Here we have a tricky matter. Some folks are more trusting than others. You can have it and lose it. If you have it, it can grow with time and experience. How does it get started? Maybe an attempt to understand it will help.

Trust is acceptance and respect without knowledge. Trust happens despite lack of information. Trust therefore, is a gift to someone out of the blue. It just happens. Where it goes depends on the relationships and experiences that follow.

A newcomer was greeted into a closely knit church group. The sponsor was gracious as was the group. During a conversation with the sponsor, he pointed out that it would take time to get trust from the group. The newcomer was taken aback. He said to himself, this is an ingrown group if it cannot extend trust to newcomers.

There is a unique type of trust which is found primarily in marriage. It is a deep trust that stays trusting despite bad experiences. That kind of trust does not shy away from the facts. It lives on openness. If the facts are not good then there is either forgiveness or loss of trust.

From this we see that trust is a precious but fragile matter. It calls for much from the giver. The payoff is another person who becomes trusting – with both enjoying a new sense of security.

FWR Says: Trust starts with a lot of giving and risk - the payoff is big!

Sunday, November 10, 2013


FWR Says: The Risks in Good Families – The Community?

The family gets all its life from the community.

From taxes, we get: roads, police, fire protection, health care, schools, colleges, sanitation, and the military.

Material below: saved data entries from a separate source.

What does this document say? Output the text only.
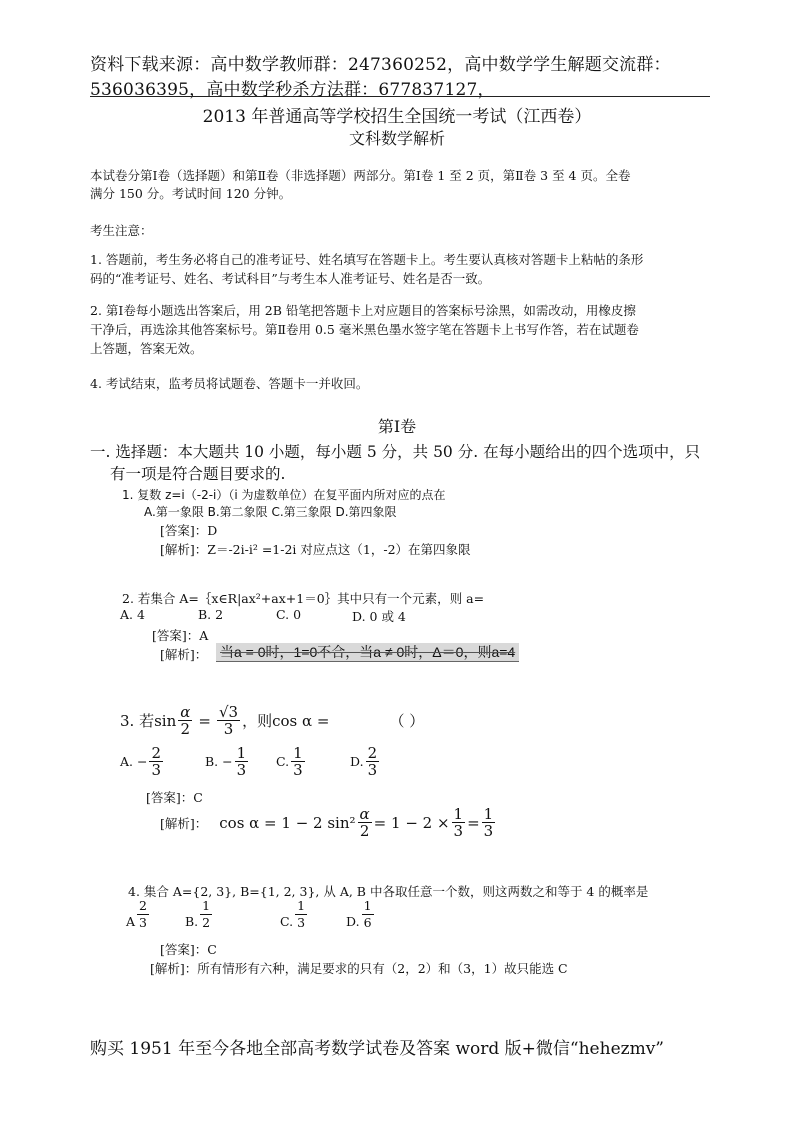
资料下载来源：高中数学教师群：247360252，高中数学学生解题交流群：
536036395，高中数学秒杀方法群：677837127，
2013 年普通高等学校招生全国统一考试（江西卷）
文科数学解析
本试卷分第Ⅰ卷（选择题）和第Ⅱ卷（非选择题）两部分。第Ⅰ卷 1 至 2 页，第Ⅱ卷 3 至 4 页。全卷
满分 150 分。考试时间 120 分钟。
考生注意：
1. 答题前，考生务必将自己的准考证号、姓名填写在答题卡上。考生要认真核对答题卡上粘帖的条形
码的“准考证号、姓名、考试科目”与考生本人准考证号、姓名是否一致。
2. 第Ⅰ卷每小题选出答案后，用 2B 铅笔把答题卡上对应题目的答案标号涂黑，如需改动，用橡皮擦
干净后，再选涂其他答案标号。第Ⅱ卷用 0.5 毫米黑色墨水签字笔在答题卡上书写作答，若在试题卷
上答题，答案无效。
4. 考试结束，监考员将试题卷、答题卡一并收回。
第Ⅰ卷
一. 选择题：本大题共 10 小题，每小题 5 分，共 50 分. 在每小题给出的四个选项中，只
有一项是符合题目要求的.
1. 复数 z=i（-2-i）（i 为虚数单位）在复平面内所对应的点在
A.第一象限 B.第二象限 C.第三象限 D.第四象限
[答案]：D
[解析]：Z＝-2i-i² =1-2i 对应点这（1，-2）在第四象限
2. 若集合 A=｛x∈R|ax²+ax+1＝0｝其中只有一个元素，则 a=
A. 4	B. 2	C. 0	D. 0 或 4
[答案]：A
[解析]： 当a = 0时，1=0不合，当a ≠ 0时，Δ＝0，则a=4
3. 若$\sin \frac{\alpha}{2} = \frac{√3}{3}$ ，则cos α =	（ ）
A. − $\frac{2}{3}$	B. − $\frac{1}{3} C$. $\frac{1}{3}$	D. $\frac{2}{3}$
[答案]：C
[解析]： cos α = 1 − 2 $\sin^2 \frac{\alpha}{2} = 1 - 2 \times \frac{1}{3} = \frac{1}{3}$
4. 集合 A={2, 3}, B={1, 2, 3}, 从 A, B 中各取任意一个数，则这两数之和等于 4 的概率是
A $\frac{2}{3}$	B. $\frac{1}{2}$	C. $\frac{1}{3}$	D. $\frac{1}{6}$
[答案]：C
[解析]：所有情形有六种，满足要求的只有（2，2）和（3，1）故只能选 C
购买 1951 年至今各地全部高考数学试卷及答案 word 版+微信“hehezmv”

From business, we get: food, clothing, drugs, beauty aides, funerals, flights, trains, videos, TV, phones, casinos, entertainment and the internet.

From the volunteers, we get: art, music, drama, boys and girls clubs, YMCA, YWCA, sports (hockey, baseball, soccer, football), flowers, books, stamps and conservation clubs, churches, camps, service clubs, neighbourhood watch, seniors programs, and A.A.

From the above we seem to have three very big and different family resources: The Basics, The Human Services and The Quality of Life Resources.

Please note that quality of life resources come from volunteer efforts. In Canada, there are 165,000 non-profit organizations. One tenth of Canadians volunteer at least a half a day a week (Nine tenths don’t).

The quality of life in a free society comes from volunteer efforts. Most of our present human services originated by volunteers. The family that doesn’t volunteer needs to think about its quality of life and that of its neighbours.

FWR Says: A family finds its meaning and its wellness through community volunteering?